Declaring that our "freedom" is being threatened sounds like typical Young Republican Club party line. I guess in the past, threats against "freedom" were sufficient as puffery for the agenda at hand. (Like a judge being prevented from displaying the Ten Commandments, which a typical Republican would call an attack on his "freedom".) Every time I hear someone characterize this war we're in as a fight for "freedom", I wonder whether these guys are actually longing to relive the Cold War and the Reagan presidency.
These Islamic terrorists want to kill us. We need to kill them first and end the governments which make them possible. In other words, we need to kill and bomb, and occasionally threaten to kill and bomb. The latter is diplomacy.
We need to stop "remembering" the victims. Anyone who "remembers" the victims of September 11 without making the mental connection with what should be done as a result of the September 11 attacks, is not remembering the victims.

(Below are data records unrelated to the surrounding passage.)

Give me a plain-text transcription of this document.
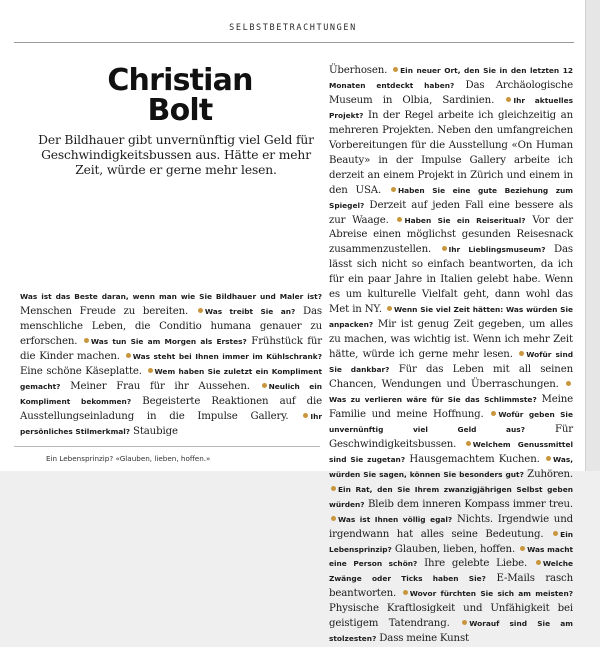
SELBSTBETRACHTUNGEN
Christian
Bolt

Der Bildhauer gibt unvernünftig viel Geld für Geschwindigkeitsbussen aus. Hätte er mehr Zeit, würde er gerne mehr lesen.

Was ist das Beste daran, wenn man wie Sie Bildhauer und Maler ist? Menschen Freude zu bereiten. Was treibt Sie an? Das menschliche Leben, die Conditio humana genauer zu erforschen. Was tun Sie am Morgen als Erstes? Frühstück für die Kinder machen. Was steht bei Ihnen immer im Kühlschrank? Eine schöne Käseplatte. Wem haben Sie zuletzt ein Kompliment gemacht? Meiner Frau für ihr Aussehen.	Neulich ein Kompliment bekommen? Begeisterte Reaktionen auf die Ausstellungseinladung in die Impulse Gallery.	Ihr persönliches Stilmerkmal? Staubige
Überhosen. Ein neuer Ort, den Sie in den letzten 12 Monaten entdeckt haben? Das Archäologische Museum in Olbia, Sardinien.	Ihr aktuelles Projekt? In der Regel arbeite ich gleichzeitig an mehreren Projekten. Neben den umfangreichen Vorbereitungen für die Ausstellung «On Human Beauty» in der Impulse Gallery arbeite ich derzeit an einem Projekt in Zürich und einem in den USA. Haben Sie eine gute Beziehung zum Spiegel? Derzeit auf jeden Fall eine bessere als zur Waage. Haben Sie ein Reiseritual? Vor der Abreise einen möglichst gesunden Reisesnack zusammenzustellen. Ihr Lieblingsmuseum? Das lässt sich nicht so einfach beantworten, da ich für ein paar Jahre in Italien gelebt habe. Wenn es um kulturelle Vielfalt geht, dann wohl das Met in NY. Wenn Sie viel Zeit hätten: Was würden Sie anpacken? Mir ist genug Zeit gegeben, um alles zu machen, was wichtig ist. Wenn ich mehr Zeit hätte, würde ich gerne mehr lesen. Wofür sind Sie dankbar? Für das Leben mit all seinen Chancen, Wendungen und Überraschungen. Was zu verlieren wäre für Sie das Schlimmste? Meine Familie und meine Hoffnung. Wofür geben Sie unvernünftig viel Geld aus?	Für Geschwindigkeitsbussen. Welchem Genussmittel sind Sie zugetan? Hausgemachtem Kuchen. Was, würden Sie sagen, können Sie besonders gut? Zuhören. Ein Rat, den Sie Ihrem zwanzigjährigen Selbst geben würden? Bleib dem inneren Kompass immer treu. Was ist Ihnen völlig egal? Nichts. Irgendwie und irgendwann hat alles seine Bedeutung. Ein Lebensprinzip? Glauben, lieben, hoffen. Was macht eine Person schön? Ihre gelebte Liebe. Welche Zwänge oder Ticks haben Sie? E-Mails rasch beantworten. Wovor fürchten Sie sich am meisten? Physische Kraftlosigkeit und Unfähigkeit bei geistigem Tatendrang.	Worauf sind Sie am stolzesten? Dass meine Kunst
Ein Lebensprinzip? «Glauben, lieben, hoffen.»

What they're doing is turning the most horrific, the most real event of their lives into a PR opportunity. In the case of the political speeches, it's a PR opportunity in the usual sense of the term. In the case of Joe Schmo making an equivalent comment to a coworker, it's personal PR. In either case, it's people trampling over several thousand graves to show how fucking caring they are.
Fuck that. Show me how caring you are by telling me where the next bomb should land. Otherwise, when the Sears Tower or the Golden Gate Bridge goes down, what are you going to do? Just add the dates of their demise to your calendar and recycle your September 11 speech? And then do the same when the rest of NYC and DC go down?
There's one simple thing we can do on this date to pay actual respect to the people who died in the attacks. For one 24-hour period, please, let's not be completely full of shit.